Tony Coelho (born on June 15, 1942, chairs the Epilepsy Foundation's national board of directors. He was a United States Congressman from California. A member of the Democratic Party, he served as the House Majority Whip until he resigned amidst a scandal.
Coelho was born in rural Los Banos, California, and attended public schools in nearby Dos Palos. He graduated from Loyola Marymount University in 1964 and later moved to Merced, where he now lives. He worked as a staff member for Congressman Bernie Sisk from 1965 until 1978. When Sisk retired after 14 terms in Congress, Coelho ran for the seat and won. For his first four years, his district included Fresno, Merced, and Modesto.
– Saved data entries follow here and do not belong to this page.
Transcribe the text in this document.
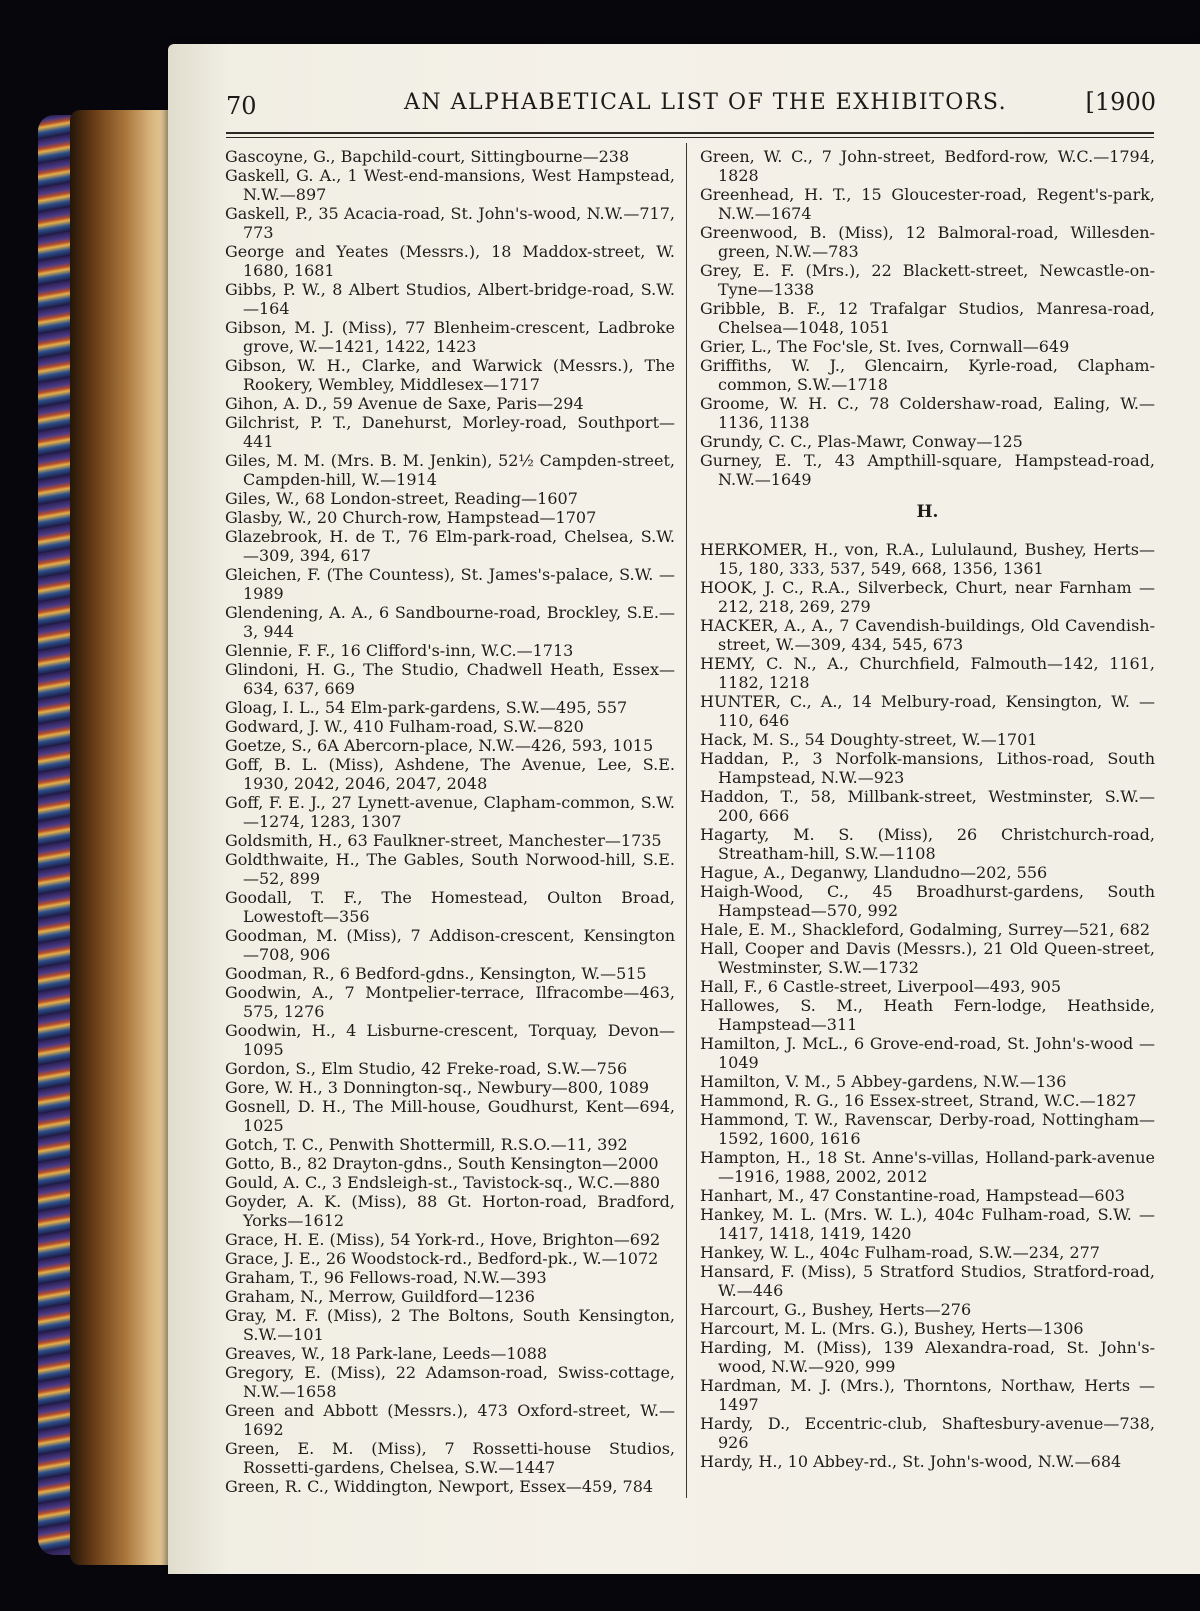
70	AN ALPHABETICAL LIST OF THE EXHIBITORS.	[1900
Gascoyne, G., Bapchild-court, Sittingbourne—238
Gaskell, G. A., 1 West-end-mansions, West Hampstead, N.W.—897
Gaskell, P., 35 Acacia-road, St. John's-wood, N.W.—717, 773
George and Yeates (Messrs.), 18 Maddox-street, W. 1680, 1681
Gibbs, P. W., 8 Albert Studios, Albert-bridge-road, S.W.—164
Gibson, M. J. (Miss), 77 Blenheim-crescent, Ladbroke grove, W.—1421, 1422, 1423
Gibson, W. H., Clarke, and Warwick (Messrs.), The Rookery, Wembley, Middlesex—1717
Gihon, A. D., 59 Avenue de Saxe, Paris—294
Gilchrist, P. T., Danehurst, Morley-road, Southport—441
Giles, M. M. (Mrs. B. M. Jenkin), 52½ Campden-street, Campden-hill, W.—1914
Giles, W., 68 London-street, Reading—1607
Glasby, W., 20 Church-row, Hampstead—1707
Glazebrook, H. de T., 76 Elm-park-road, Chelsea, S.W. —309, 394, 617
Gleichen, F. (The Countess), St. James's-palace, S.W. —1989
Glendening, A. A., 6 Sandbourne-road, Brockley, S.E.—3, 944
Glennie, F. F., 16 Clifford's-inn, W.C.—1713
Glindoni, H. G., The Studio, Chadwell Heath, Essex—634, 637, 669
Gloag, I. L., 54 Elm-park-gardens, S.W.—495, 557
Godward, J. W., 410 Fulham-road, S.W.—820
Goetze, S., 6A Abercorn-place, N.W.—426, 593, 1015
Goff, B. L. (Miss), Ashdene, The Avenue, Lee, S.E. 1930, 2042, 2046, 2047, 2048
Goff, F. E. J., 27 Lynett-avenue, Clapham-common, S.W.—1274, 1283, 1307
Goldsmith, H., 63 Faulkner-street, Manchester—1735
Goldthwaite, H., The Gables, South Norwood-hill, S.E. —52, 899
Goodall, T. F., The Homestead, Oulton Broad, Lowestoft—356
Goodman, M. (Miss), 7 Addison-crescent, Kensington —708, 906
Goodman, R., 6 Bedford-gdns., Kensington, W.—515
Goodwin, A., 7 Montpelier-terrace, Ilfracombe—463, 575, 1276
Goodwin, H., 4 Lisburne-crescent, Torquay, Devon—1095
Gordon, S., Elm Studio, 42 Freke-road, S.W.—756
Gore, W. H., 3 Donnington-sq., Newbury—800, 1089
Gosnell, D. H., The Mill-house, Goudhurst, Kent—694, 1025
Gotch, T. C., Penwith Shottermill, R.S.O.—11, 392
Gotto, B., 82 Drayton-gdns., South Kensington—2000
Gould, A. C., 3 Endsleigh-st., Tavistock-sq., W.C.—880
Goyder, A. K. (Miss), 88 Gt. Horton-road, Bradford, Yorks—1612
Grace, H. E. (Miss), 54 York-rd., Hove, Brighton—692
Grace, J. E., 26 Woodstock-rd., Bedford-pk., W.—1072
Graham, T., 96 Fellows-road, N.W.—393
Graham, N., Merrow, Guildford—1236
Gray, M. F. (Miss), 2 The Boltons, South Kensington, S.W.—101
Greaves, W., 18 Park-lane, Leeds—1088
Gregory, E. (Miss), 22 Adamson-road, Swiss-cottage, N.W.—1658
Green and Abbott (Messrs.), 473 Oxford-street, W.—1692
Green, E. M. (Miss), 7 Rossetti-house Studios, Rossetti-gardens, Chelsea, S.W.—1447
Green, R. C., Widdington, Newport, Essex—459, 784
Green, W. C., 7 John-street, Bedford-row, W.C.—1794, 1828
Greenhead, H. T., 15 Gloucester-road, Regent's-park, N.W.—1674
Greenwood, B. (Miss), 12 Balmoral-road, Willesden-green, N.W.—783
Grey, E. F. (Mrs.), 22 Blackett-street, Newcastle-on-Tyne—1338
Gribble, B. F., 12 Trafalgar Studios, Manresa-road, Chelsea—1048, 1051
Grier, L., The Foc'sle, St. Ives, Cornwall—649
Griffiths, W. J., Glencairn, Kyrle-road, Clapham-common, S.W.—1718
Groome, W. H. C., 78 Coldershaw-road, Ealing, W.—1136, 1138
Grundy, C. C., Plas-Mawr, Conway—125
Gurney, E. T., 43 Ampthill-square, Hampstead-road, N.W.—1649
H.
HERKOMER, H., von, R.A., Lululaund, Bushey, Herts—15, 180, 333, 537, 549, 668, 1356, 1361
HOOK, J. C., R.A., Silverbeck, Churt, near Farnham —212, 218, 269, 279
HACKER, A., A., 7 Cavendish-buildings, Old Cavendish-street, W.—309, 434, 545, 673
HEMY, C. N., A., Churchfield, Falmouth—142, 1161, 1182, 1218
HUNTER, C., A., 14 Melbury-road, Kensington, W. —110, 646
Hack, M. S., 54 Doughty-street, W.—1701
Haddan, P., 3 Norfolk-mansions, Lithos-road, South Hampstead, N.W.—923
Haddon, T., 58, Millbank-street, Westminster, S.W.—200, 666
Hagarty, M. S. (Miss), 26 Christchurch-road, Streatham-hill, S.W.—1108
Hague, A., Deganwy, Llandudno—202, 556
Haigh-Wood, C., 45 Broadhurst-gardens, South Hampstead—570, 992
Hale, E. M., Shackleford, Godalming, Surrey—521, 682
Hall, Cooper and Davis (Messrs.), 21 Old Queen-street, Westminster, S.W.—1732
Hall, F., 6 Castle-street, Liverpool—493, 905
Hallowes, S. M., Heath Fern-lodge, Heathside, Hampstead—311
Hamilton, J. McL., 6 Grove-end-road, St. John's-wood —1049
Hamilton, V. M., 5 Abbey-gardens, N.W.—136
Hammond, R. G., 16 Essex-street, Strand, W.C.—1827
Hammond, T. W., Ravenscar, Derby-road, Nottingham—1592, 1600, 1616
Hampton, H., 18 St. Anne's-villas, Holland-park-avenue—1916, 1988, 2002, 2012
Hanhart, M., 47 Constantine-road, Hampstead—603
Hankey, M. L. (Mrs. W. L.), 404c Fulham-road, S.W. —1417, 1418, 1419, 1420
Hankey, W. L., 404c Fulham-road, S.W.—234, 277
Hansard, F. (Miss), 5 Stratford Studios, Stratford-road, W.—446
Harcourt, G., Bushey, Herts—276
Harcourt, M. L. (Mrs. G.), Bushey, Herts—1306
Harding, M. (Miss), 139 Alexandra-road, St. John's-wood, N.W.—920, 999
Hardman, M. J. (Mrs.), Thorntons, Northaw, Herts —1497
Hardy, D., Eccentric-club, Shaftesbury-avenue—738, 926
Hardy, H., 10 Abbey-rd., St. John's-wood, N.W.—684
Most of Fresno was cut out of the district after the 1980 census, and Modesto is now the biggest city located in the district.
Coelho resigned from office in 1989 amidst allegations that he had received special treatment in the purchase of junk bonds. Although he was investigated, he was never charged with a crime. In a special election, State Assemblyman Gary Condit of Ceres was elected to replace Coelho.
After resigning from Congress, Coelho used his political connections to amass great personal wealth. He worked for Wertheim Schroder & Company, an investment firm, as a managing director. Coelho left Wertheim millions of dollars richer after a falling out with the company. During his time at Wertheim, and thereafter, Coelho served as a director on the board of several publicly-held companies. According to the Las Vegas Sun, Coelho spread himself so thin by serving on multiple corporate boards that the Teamsters Union cited him in a survey as America's "least valuable director." The Teamsters said, "If an investor had put a total of $100 into the seven companies on which Coelho served as a director on January 31, 1996, he would have been left with only $79.80 of that investment a year later -- reflecting a loss of more than 20 percent during a stock market boom."
In the summer of 1994, Coelho was the principal Democratic political strategist during the run-up to the mid-term Congressional elections. Officially, he was Senior Advisor to the Democratic National Committee, but Coelho acted as Chairman in all but name. After the Republican Party landslide victory in the fall congressional elections, Coelho was pilloried in The New Republic as "The Undertaker" in an article entitled "Tony Coelho and the Death of the Democrats".
In 1995, Coelho formed ETC w/tci, an education and training technology company in Washington, DC. He was the chairman and chief executive officer until 1997.
In 1998, President Bill Clinton appointed Coelho as the United States Commissioner General at the 1998 World Expo in Portugal. Then, in 1999, Coelho was made Chairman of Vice President Al Gore's presidential campaign. Coelho's star seemed to be on the rise again until a report of audit by the State Department's Inspector General released in October 1999 cited Coelho for a raft of irregularities during his tenure as Commissioner General. Next, in late March 2000, the National Journal broke the news that Coelho was under criminal investigation by the Justice Department for his activities in Portugal. Following up on the National Journal article, Time reported that a Justice Department prosecutor had told witnesses to prepare to testify before a grand jury. Calls mounted for Coelho to resign. On June 10, 2000, the Chicago Sun-Times reported that: "Well-placed figures in the Democratic Party are pressing for Secretary of Commerce William Daley to replace former Rep. Tony Coelho as Al Gore's campaign chairman." Coelho resigned on June 15th, on his 58th birthday, due, he claimed, to ill health. Shortly thereafter, the prosecutor assigned to investigate Coelho was replaced by Attorney General Janet Reno, and the new prosecutor decided against filing charges.
Coelho dropped off the media radar screen until 2004. In September of that year, he publicly criticized John Kerry's presidential campaign, particularly strategist Bob Shrum. Coelho alleged that Shrum was not working well with former Clinton associates brought in after the Republican National Convention. In response, Joe Lockhart, spokesman for the Kerry campaign and former Clinton White House press secretary, dismissed Coelho in these terms: "We get a lot of advice from a lot of quarters. We tend to take it from people who won something."